Doctor Michael Rosman of Harlan is a farmer who also works in the field of agricultural behavioral health. He says most people are well aware of hazards on the farm like heavy machinery and confined spaces, but another risk often goes unnoticed.
“The psychological injuries that occur in farming are less well understood,” Rosman says. “It isn’t what the farmer has done, but conditions that are beyond our control that make farming so perilous. Like weather events, change in agricultural policy or market conditions – those kinds of factors.”
A recent study by researchers at the University of Iowa found the suicide rate among farmers is now 50% higher than during the peak of the farm crisis in 1982. Rosman says many farmers allow stress to compound and spiral out of control.
“Most of us can handle two stressors, but when we get to three, they overwhelm us,” Rosman says. “We initially try to overcome the stresses by working even harder.
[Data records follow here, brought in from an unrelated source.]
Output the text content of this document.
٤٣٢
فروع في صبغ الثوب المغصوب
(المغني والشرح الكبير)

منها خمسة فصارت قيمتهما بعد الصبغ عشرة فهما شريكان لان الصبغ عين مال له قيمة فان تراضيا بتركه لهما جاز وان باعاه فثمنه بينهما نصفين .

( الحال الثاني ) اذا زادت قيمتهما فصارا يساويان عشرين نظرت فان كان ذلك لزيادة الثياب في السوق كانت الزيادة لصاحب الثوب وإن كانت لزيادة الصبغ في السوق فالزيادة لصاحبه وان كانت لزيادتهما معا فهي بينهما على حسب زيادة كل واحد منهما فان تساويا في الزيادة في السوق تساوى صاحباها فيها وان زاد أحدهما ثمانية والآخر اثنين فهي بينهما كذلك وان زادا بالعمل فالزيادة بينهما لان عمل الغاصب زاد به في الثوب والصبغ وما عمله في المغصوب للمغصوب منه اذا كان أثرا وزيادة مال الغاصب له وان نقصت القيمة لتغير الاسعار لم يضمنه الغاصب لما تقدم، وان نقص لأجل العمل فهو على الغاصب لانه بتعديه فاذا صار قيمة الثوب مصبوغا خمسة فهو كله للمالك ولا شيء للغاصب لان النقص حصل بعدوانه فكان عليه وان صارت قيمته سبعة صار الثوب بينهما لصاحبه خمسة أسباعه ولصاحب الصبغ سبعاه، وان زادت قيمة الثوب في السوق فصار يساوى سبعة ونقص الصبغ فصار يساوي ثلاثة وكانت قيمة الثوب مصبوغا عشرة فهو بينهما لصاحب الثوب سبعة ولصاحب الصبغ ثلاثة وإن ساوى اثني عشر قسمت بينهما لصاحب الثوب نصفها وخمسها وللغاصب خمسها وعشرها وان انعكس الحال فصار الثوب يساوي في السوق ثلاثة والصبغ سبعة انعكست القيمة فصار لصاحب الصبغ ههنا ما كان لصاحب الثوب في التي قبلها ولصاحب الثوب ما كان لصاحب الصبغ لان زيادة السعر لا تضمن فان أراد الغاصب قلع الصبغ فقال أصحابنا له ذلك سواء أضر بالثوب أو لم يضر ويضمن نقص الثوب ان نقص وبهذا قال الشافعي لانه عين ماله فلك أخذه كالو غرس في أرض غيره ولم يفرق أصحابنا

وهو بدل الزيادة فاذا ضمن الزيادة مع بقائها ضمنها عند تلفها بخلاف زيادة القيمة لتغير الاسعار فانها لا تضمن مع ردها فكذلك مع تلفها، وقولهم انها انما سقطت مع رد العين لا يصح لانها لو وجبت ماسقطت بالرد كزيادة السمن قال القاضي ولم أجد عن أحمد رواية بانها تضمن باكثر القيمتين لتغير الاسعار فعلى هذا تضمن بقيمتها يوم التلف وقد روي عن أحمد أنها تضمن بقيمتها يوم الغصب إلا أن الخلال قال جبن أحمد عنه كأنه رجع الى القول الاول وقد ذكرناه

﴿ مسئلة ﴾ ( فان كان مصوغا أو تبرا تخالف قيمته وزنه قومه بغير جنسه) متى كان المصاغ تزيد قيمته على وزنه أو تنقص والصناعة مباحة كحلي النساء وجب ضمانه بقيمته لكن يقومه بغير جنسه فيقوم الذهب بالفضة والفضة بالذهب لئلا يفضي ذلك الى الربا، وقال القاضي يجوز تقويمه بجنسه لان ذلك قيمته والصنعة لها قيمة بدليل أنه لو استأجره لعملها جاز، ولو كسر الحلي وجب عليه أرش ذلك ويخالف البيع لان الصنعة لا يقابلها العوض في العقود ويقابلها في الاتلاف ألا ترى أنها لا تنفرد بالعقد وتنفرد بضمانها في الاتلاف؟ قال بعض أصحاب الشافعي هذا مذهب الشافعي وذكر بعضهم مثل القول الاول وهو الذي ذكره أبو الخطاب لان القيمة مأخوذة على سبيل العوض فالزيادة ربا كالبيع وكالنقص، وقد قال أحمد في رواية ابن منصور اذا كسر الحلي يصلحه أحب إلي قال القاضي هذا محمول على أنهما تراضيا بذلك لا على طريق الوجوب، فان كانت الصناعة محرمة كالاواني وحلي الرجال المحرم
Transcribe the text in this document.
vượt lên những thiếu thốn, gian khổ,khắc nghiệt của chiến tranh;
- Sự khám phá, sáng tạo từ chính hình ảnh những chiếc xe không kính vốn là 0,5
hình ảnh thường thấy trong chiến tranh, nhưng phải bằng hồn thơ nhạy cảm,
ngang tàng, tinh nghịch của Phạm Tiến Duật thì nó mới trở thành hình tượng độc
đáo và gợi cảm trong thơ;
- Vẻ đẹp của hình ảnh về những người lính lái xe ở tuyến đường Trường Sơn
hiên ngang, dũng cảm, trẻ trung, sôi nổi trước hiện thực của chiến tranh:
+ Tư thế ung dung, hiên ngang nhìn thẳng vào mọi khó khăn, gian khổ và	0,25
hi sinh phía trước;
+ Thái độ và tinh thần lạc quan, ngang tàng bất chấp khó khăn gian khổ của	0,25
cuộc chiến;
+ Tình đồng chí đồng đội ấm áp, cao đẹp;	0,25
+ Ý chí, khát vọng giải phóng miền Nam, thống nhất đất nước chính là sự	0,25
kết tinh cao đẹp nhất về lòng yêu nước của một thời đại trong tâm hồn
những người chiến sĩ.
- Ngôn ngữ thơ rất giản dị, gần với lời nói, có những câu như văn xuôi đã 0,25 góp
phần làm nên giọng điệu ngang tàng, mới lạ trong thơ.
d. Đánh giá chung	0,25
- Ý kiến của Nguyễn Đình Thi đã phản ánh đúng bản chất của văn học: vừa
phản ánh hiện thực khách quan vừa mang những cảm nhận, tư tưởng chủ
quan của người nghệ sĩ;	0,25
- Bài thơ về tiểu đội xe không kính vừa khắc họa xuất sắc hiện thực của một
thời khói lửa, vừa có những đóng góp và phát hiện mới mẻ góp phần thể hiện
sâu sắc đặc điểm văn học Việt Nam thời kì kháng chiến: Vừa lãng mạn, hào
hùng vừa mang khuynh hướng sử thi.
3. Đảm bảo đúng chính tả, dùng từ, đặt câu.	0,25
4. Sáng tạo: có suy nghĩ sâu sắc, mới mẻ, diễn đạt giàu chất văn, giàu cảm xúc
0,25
But, when we do that, we usually deprive ourselves of sleep, adequate recreation, and we begin to become overly distressed.” As stress sets in, Rosman says so do biological factors associated with depression. There’s help for anyone experiencing a stress overload, including farmers.
“If we seek treatment or assistance, such as medications and counseling to deal with the stresses, we can restore perspective,” Rosman says. “But, sometimes we avoid seeking help because we’re so bent on trying to take care of things ourselves.”
A program operated by Iowa State University Extension and Outreach is designed to give farmers and all Iowans access to stress counselors and other resources at no charge. The Iowa Concern Hotline is active 24 hours a day, 7 days per week at 1-800-447-1985.